Siete años no deberían ser necesarios para encontrar a un hijo. Pero en México, esa es la realidad que enfrentan miles de familias. Alejandro Moreno colocó el caso de Ceci Patricia como un reflejo brutal de un país donde la búsqueda de justicia ha quedado en manos de quienes más sufren… mientras Morena les dio la espalda.
No fue un reencuentro. Fue el hallazgo de restos después de años de recorrer caminos, excavar y sostener la esperanza. Durante todo ese tiempo, explicó el senador priista, no hubo una respuesta efectiva del Estado, ni una estrategia que acompañara el dolor de una madre que se negó a rendirse.

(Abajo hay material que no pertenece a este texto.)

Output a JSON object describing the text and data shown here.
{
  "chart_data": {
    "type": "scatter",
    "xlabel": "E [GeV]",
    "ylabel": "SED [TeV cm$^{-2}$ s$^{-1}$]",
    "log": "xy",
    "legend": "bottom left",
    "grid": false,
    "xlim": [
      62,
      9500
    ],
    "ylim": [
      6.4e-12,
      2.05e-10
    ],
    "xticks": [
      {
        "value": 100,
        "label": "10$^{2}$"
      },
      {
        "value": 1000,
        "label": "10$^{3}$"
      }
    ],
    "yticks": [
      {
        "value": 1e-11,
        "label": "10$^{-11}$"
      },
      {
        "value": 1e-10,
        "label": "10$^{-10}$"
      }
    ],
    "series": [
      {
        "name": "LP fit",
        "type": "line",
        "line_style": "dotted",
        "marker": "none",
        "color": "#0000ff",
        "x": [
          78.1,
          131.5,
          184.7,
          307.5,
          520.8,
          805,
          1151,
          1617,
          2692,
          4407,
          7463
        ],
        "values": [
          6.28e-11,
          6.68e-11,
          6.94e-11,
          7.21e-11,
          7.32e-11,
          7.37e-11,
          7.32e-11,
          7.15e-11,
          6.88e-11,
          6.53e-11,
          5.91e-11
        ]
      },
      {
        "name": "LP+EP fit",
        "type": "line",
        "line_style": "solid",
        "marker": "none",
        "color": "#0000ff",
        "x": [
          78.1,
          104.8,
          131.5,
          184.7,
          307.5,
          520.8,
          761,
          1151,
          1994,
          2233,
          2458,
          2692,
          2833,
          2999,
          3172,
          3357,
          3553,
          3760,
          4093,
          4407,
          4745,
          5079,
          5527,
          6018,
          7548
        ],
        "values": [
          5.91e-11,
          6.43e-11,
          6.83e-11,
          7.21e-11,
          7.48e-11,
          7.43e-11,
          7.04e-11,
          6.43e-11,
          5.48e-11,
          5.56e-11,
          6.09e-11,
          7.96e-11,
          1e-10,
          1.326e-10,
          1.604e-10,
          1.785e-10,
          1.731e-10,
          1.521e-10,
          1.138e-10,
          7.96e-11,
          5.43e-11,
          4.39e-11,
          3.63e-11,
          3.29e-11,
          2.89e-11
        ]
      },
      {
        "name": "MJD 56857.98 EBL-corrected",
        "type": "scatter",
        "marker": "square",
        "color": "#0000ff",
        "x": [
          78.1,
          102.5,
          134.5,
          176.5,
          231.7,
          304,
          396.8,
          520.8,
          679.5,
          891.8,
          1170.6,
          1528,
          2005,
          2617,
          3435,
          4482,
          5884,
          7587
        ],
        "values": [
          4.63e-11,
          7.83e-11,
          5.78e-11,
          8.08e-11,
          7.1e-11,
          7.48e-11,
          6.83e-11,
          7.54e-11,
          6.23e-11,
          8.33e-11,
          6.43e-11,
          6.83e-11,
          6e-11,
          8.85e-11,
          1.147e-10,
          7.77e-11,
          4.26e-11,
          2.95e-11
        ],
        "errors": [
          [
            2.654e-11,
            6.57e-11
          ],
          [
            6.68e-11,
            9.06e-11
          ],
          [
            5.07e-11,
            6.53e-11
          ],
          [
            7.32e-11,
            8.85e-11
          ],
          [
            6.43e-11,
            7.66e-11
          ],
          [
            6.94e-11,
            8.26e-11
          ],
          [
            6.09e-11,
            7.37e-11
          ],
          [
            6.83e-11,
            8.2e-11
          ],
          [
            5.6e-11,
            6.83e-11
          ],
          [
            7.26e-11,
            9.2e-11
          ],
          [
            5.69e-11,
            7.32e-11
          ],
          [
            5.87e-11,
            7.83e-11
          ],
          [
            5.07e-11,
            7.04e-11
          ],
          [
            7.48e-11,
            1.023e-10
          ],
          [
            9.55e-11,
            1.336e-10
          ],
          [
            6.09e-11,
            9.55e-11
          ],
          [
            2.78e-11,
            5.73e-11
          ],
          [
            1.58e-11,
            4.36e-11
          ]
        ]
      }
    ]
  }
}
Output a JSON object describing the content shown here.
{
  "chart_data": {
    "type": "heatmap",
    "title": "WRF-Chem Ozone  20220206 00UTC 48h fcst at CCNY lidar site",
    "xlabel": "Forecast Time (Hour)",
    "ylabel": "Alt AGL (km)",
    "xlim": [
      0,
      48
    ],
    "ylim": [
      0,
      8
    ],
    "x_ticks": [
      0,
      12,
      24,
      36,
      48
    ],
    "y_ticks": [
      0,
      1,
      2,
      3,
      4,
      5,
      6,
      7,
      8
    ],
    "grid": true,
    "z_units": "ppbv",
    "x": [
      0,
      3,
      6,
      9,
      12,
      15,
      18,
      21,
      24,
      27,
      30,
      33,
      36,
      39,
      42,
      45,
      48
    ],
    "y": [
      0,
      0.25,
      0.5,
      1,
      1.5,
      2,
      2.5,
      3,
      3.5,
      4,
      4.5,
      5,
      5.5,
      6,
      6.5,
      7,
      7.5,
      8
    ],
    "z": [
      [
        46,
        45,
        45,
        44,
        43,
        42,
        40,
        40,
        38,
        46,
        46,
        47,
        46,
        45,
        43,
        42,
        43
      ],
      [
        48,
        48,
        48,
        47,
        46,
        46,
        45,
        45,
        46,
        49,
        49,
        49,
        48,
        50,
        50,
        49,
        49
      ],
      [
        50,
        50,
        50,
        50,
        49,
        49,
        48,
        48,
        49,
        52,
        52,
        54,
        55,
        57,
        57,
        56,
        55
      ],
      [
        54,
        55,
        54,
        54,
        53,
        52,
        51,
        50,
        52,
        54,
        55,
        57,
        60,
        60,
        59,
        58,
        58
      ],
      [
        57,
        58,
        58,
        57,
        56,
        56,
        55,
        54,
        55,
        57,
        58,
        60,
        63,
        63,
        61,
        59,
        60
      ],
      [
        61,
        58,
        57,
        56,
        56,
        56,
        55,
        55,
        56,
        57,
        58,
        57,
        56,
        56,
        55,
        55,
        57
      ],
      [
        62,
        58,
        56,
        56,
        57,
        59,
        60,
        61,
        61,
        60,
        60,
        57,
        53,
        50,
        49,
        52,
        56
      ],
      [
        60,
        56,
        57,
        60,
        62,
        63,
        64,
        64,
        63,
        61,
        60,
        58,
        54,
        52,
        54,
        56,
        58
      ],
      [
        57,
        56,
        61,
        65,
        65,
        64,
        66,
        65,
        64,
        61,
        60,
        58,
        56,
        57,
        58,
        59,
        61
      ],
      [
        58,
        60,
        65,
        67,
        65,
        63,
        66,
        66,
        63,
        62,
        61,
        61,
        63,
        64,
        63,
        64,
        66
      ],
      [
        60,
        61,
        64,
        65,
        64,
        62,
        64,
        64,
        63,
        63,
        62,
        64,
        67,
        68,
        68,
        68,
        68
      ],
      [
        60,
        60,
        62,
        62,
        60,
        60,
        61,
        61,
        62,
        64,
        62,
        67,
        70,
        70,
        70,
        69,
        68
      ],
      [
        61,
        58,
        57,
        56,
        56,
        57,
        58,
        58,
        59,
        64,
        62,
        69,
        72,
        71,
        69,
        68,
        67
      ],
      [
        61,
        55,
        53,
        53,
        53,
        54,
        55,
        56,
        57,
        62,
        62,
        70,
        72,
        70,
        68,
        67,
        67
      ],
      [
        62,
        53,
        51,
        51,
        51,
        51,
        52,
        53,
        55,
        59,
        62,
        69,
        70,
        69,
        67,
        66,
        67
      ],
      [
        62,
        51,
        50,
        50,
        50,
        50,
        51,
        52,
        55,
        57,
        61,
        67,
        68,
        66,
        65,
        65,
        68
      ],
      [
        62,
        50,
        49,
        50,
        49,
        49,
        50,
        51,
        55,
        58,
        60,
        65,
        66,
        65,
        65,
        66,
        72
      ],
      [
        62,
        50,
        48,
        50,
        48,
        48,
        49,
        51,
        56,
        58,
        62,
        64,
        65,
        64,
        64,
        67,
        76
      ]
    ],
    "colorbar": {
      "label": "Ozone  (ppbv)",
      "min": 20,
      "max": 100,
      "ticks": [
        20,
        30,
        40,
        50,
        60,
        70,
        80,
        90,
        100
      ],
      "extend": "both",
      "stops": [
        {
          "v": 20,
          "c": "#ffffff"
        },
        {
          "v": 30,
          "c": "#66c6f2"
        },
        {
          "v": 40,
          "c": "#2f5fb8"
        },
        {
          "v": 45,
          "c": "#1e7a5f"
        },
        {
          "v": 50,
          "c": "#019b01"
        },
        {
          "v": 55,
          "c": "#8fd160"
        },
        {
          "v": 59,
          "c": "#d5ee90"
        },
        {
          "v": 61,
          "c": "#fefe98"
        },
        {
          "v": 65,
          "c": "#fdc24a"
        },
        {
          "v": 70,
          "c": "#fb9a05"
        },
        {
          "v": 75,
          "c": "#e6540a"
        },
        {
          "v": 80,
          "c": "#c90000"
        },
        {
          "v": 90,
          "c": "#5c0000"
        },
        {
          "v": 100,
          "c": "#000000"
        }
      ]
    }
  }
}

El presidente del PRI subrayó que esta historia no es excepcional. Es parte de una crisis nacional donde las madres buscadoras han tenido que asumir una responsabilidad que le corresponde al gobierno: buscar a sus hijos, encontrar respuestas y mantener viva la memoria.
Para Moreno, lo ocurrido expone una falla estructural. Cuando el Estado no está, alguien ocupa su lugar. Y en este caso, han sido las madres quienes, con sus propias manos, han hecho lo que las instituciones no hicieron.
El nombre de Marco Antonio no puede quedarse en el silencio. Tiene que incomodar, sacudir y obligar a reaccionar. Porque cuando una madre encuentra los restos de su hijo por su cuenta, no hay forma de negar la magnitud del abandono.